Files
isokl_steering_calibration/README.md
T

8.9 KiB

iso-kl-figure

Calibrate one steering knob so different methods deliver the same per-token KL budget. Then test whether the model still answers a forced-choice question while it's being steered.

Headline result on Qwen3.5-0.8B (mean_diff, w=512, n=8 held-out prompts):

  • alpha in {0, 0.25, 0.5, 0.75, 1.0, 1.5}: 0 of 8 trajectories die at any fork.
  • alpha = 2.0: 8 of 8 die. Median death time t = 64.
  • alpha = 4.0: 8 of 8 die at t = 0.

A phase transition at roughly 2x the iso-KL coefficient. Figures and table below.

Glossary

We deliberately reuse a few terms from survival analysis and steering. Definitions below are the operational ones used in this repo, not the textbook ones.

  • steering coefficient (alpha): scalar multiplier on a steering vector added to residual-stream activations at one layer. alpha = 1.0 is the iso-KL-calibrated coefficient. alpha = 2.0 is twice that. alpha = 0 is the unsteered base model.
  • iso-KL calibration: bisection on alpha such that the 95th-percentile per-token KL(steered || base) over a w-token calibration window equals 1 nat. The output is c_star, the coefficient at alpha = 1. This makes different steering methods comparable: any two methods at alpha = 1 are spending the same per-token KL budget.
  • p95 KL: 95th percentile of per-token KL(steered || base) over the calibration window. Robust to single-token spikes.
  • window (w): length in tokens of the calibration rollout. w = 512 for the figures here.
  • pmass: probability mass the model puts on the set {true, false} after we splice in a JSON schema prefill ('\nI should answer now.</think>{"value": ') at fork token t. A forced-choice probe: can the model still produce one of the two valid answer tokens, or has steering wrecked the format?
  • pmass_eval: same probe, on a held-out prompt set, evaluated at every fork t.
  • fork point t: the token in the rollout where we splice the schema and read pmass.
  • death: irreversible event. A trajectory is alive at fork t if pmass_eval(t) >= 0.95. The first time it drops below, it is dead and stays dead. The 0.95 threshold is where the JSON schema stops being a stable attractor; the model is producing other tokens.
  • right-censoring: the rollout hit EOS at length L < t, so we never see fork t. The trajectory drops out of the at-risk denominator from L onward. Incomplete information, not death.
  • survival S(t): fraction of trajectories still alive at fork t, with right-censored trajectories removed from the at-risk set. Kaplan-Meier estimator.
  • mean_diff: steering vector built as the difference of mean activations on a contrastive prompt pair.
  • spaghetti plot: every individual KL trajectory drawn as one thin line, alive segments green, dead segments red, black line is the median.

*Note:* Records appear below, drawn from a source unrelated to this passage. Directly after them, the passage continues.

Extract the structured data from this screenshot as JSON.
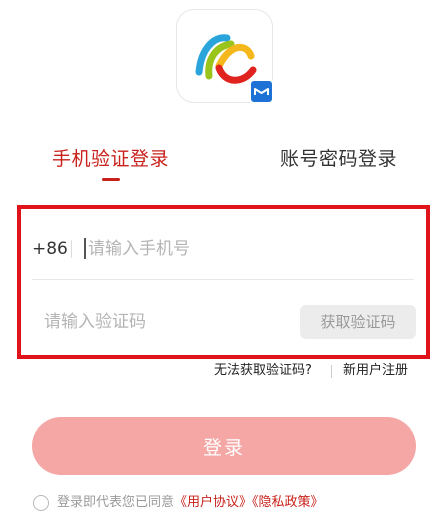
{
  "app": {
    "logo_icon": "app-logo",
    "badge_icon": "mail-badge-icon"
  },
  "tabs": {
    "sms_login": "手机验证登录",
    "password_login": "账号密码登录",
    "active": "sms_login"
  },
  "form": {
    "country_code": "+86",
    "phone_placeholder": "请输入手机号",
    "phone_value": "",
    "code_placeholder": "请输入验证码",
    "code_value": "",
    "get_code_label": "获取验证码"
  },
  "help": {
    "cant_get_code": "无法获取验证码?",
    "register": "新用户注册"
  },
  "login_label": "登录",
  "agreement": {
    "prefix": "登录即代表您已同意",
    "user_agreement": "《用户协议》",
    "privacy_policy": "《隐私政策》",
    "checked": false
  },
  "colors": {
    "accent": "#c8211b",
    "highlight_frame": "#e0131b",
    "login_button": "#f4a7a5",
    "badge": "#1e72d6"
  }
}
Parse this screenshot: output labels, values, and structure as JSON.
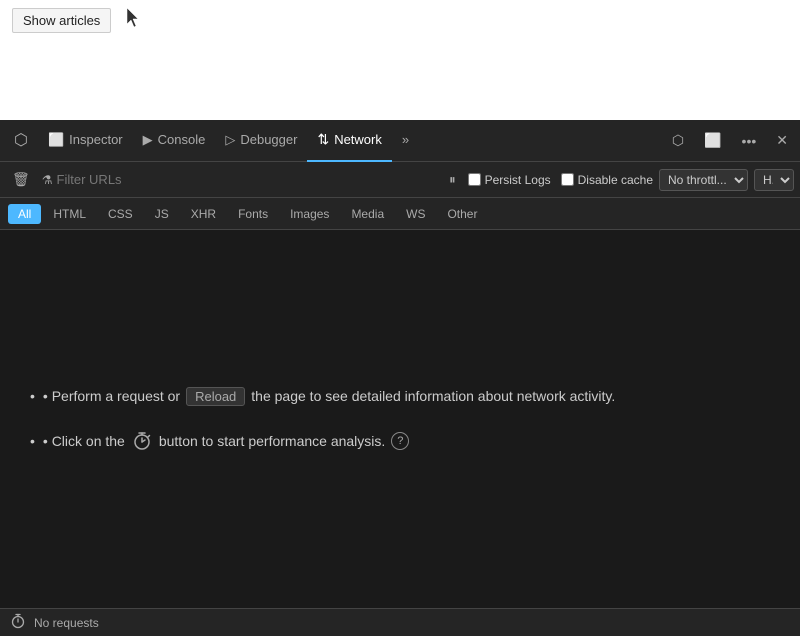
{
  "browser": {
    "show_articles_label": "Show articles"
  },
  "devtools": {
    "tabs": [
      {
        "id": "inspect",
        "label": "",
        "icon": "⬜",
        "active": false
      },
      {
        "id": "inspector",
        "label": "Inspector",
        "icon": "🔲",
        "active": false
      },
      {
        "id": "console",
        "label": "Console",
        "icon": "▶",
        "active": false
      },
      {
        "id": "debugger",
        "label": "Debugger",
        "icon": "▷",
        "active": false
      },
      {
        "id": "network",
        "label": "Network",
        "icon": "⇅",
        "active": true
      },
      {
        "id": "more",
        "label": "",
        "icon": "»",
        "active": false
      }
    ],
    "toolbar_right": {
      "screenshot_icon": "📷",
      "responsive_icon": "📱",
      "more_icon": "•••",
      "close_icon": "✕"
    },
    "filter": {
      "clear_label": "🗑",
      "placeholder": "Filter URLs",
      "pause_icon": "⏸",
      "persist_logs_label": "Persist Logs",
      "disable_cache_label": "Disable cache",
      "throttle_label": "No throttl...",
      "h_label": "H..."
    },
    "type_filters": [
      {
        "id": "all",
        "label": "All",
        "active": true
      },
      {
        "id": "html",
        "label": "HTML",
        "active": false
      },
      {
        "id": "css",
        "label": "CSS",
        "active": false
      },
      {
        "id": "js",
        "label": "JS",
        "active": false
      },
      {
        "id": "xhr",
        "label": "XHR",
        "active": false
      },
      {
        "id": "fonts",
        "label": "Fonts",
        "active": false
      },
      {
        "id": "images",
        "label": "Images",
        "active": false
      },
      {
        "id": "media",
        "label": "Media",
        "active": false
      },
      {
        "id": "ws",
        "label": "WS",
        "active": false
      },
      {
        "id": "other",
        "label": "Other",
        "active": false
      }
    ],
    "main": {
      "line1_prefix": "• Perform a request or",
      "line1_reload": "Reload",
      "line1_suffix": "the page to see detailed information about network activity.",
      "line2_prefix": "• Click on the",
      "line2_suffix": "button to start performance analysis.",
      "help_icon": "?"
    },
    "status": {
      "no_requests_label": "No requests"
    }
  }
}
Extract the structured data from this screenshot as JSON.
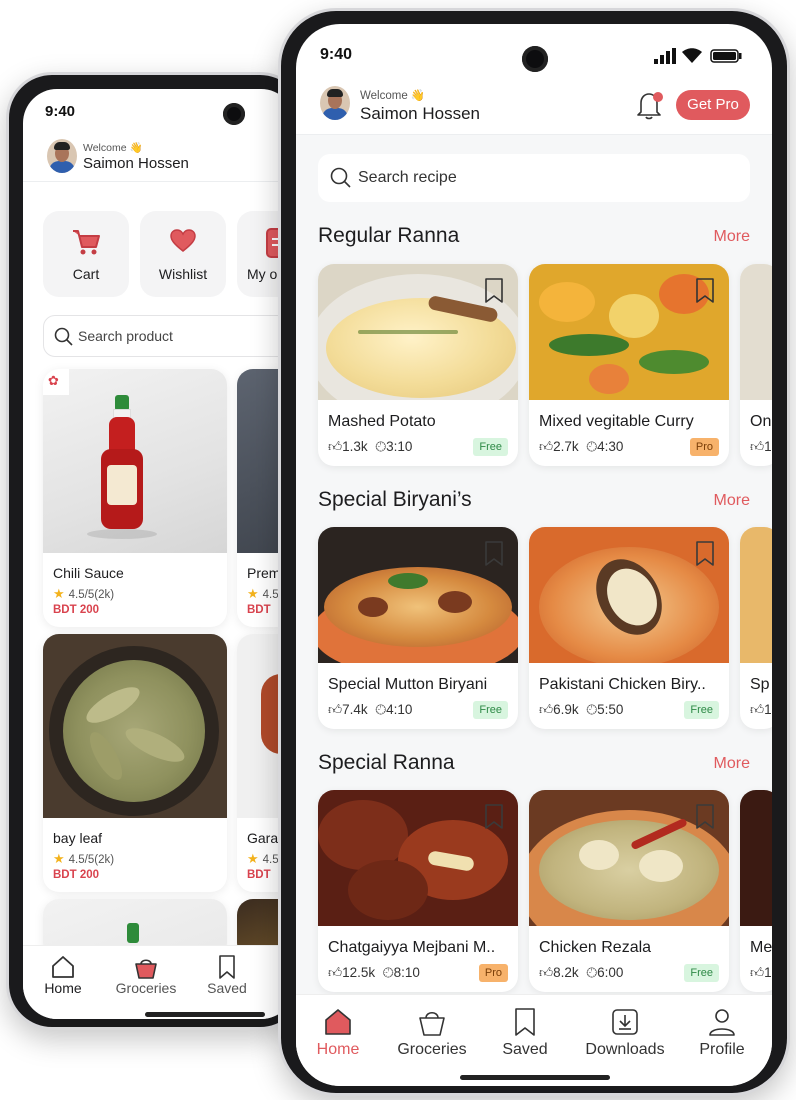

Spaghetti: per-token KL trajectories, coloured by survival

KL trajectories coloured by survival, Qwen3.5-0.8B

Per-token KL(steered || base) for n=8 held-out long-form prompts on Qwen3.5-0.8B (mean_diff, w=512). One panel per alpha. Each thin line is one trajectory; green = alive at that token (pmass_eval >= 0.95), red = dead. Black line is the median. Dotted horizontal: KL = 1 nat (the calibration target).

How to read this plot, in order:

  1. alpha = 0. KL is exactly zero everywhere. This is the base model; nothing has been added. A sanity check that the splicing pipeline does not itself perturb the logits.
  2. alpha = 0.25 to 1.0. KL stays well below the 1-nat line for most tokens. The calibration window only required p95 = 1 nat, so most tokens are far below. All trajectories are green: the model is still producing schema-valid answers throughout. The "warm but not hot" zone.
  3. alpha = 1.5. KL still mostly below 1 nat but with a fatter upper envelope. All trajectories still alive end-to-end on the held-out set, even though calibration only guaranteed survival up to roughly alpha = 1. Suggests headroom.
  4. alpha = 2.0. KL median sits around 1 nat for most of the rollout, with a noisy plateau. The trajectories turn red part-way through. Steering is now strong enough to break format. The phase transition.
  5. alpha = 4.0. Every trajectory is red from t = 0 and KL is roughly 4-6 nats throughout. The model is no longer answering the question; it is generating something else.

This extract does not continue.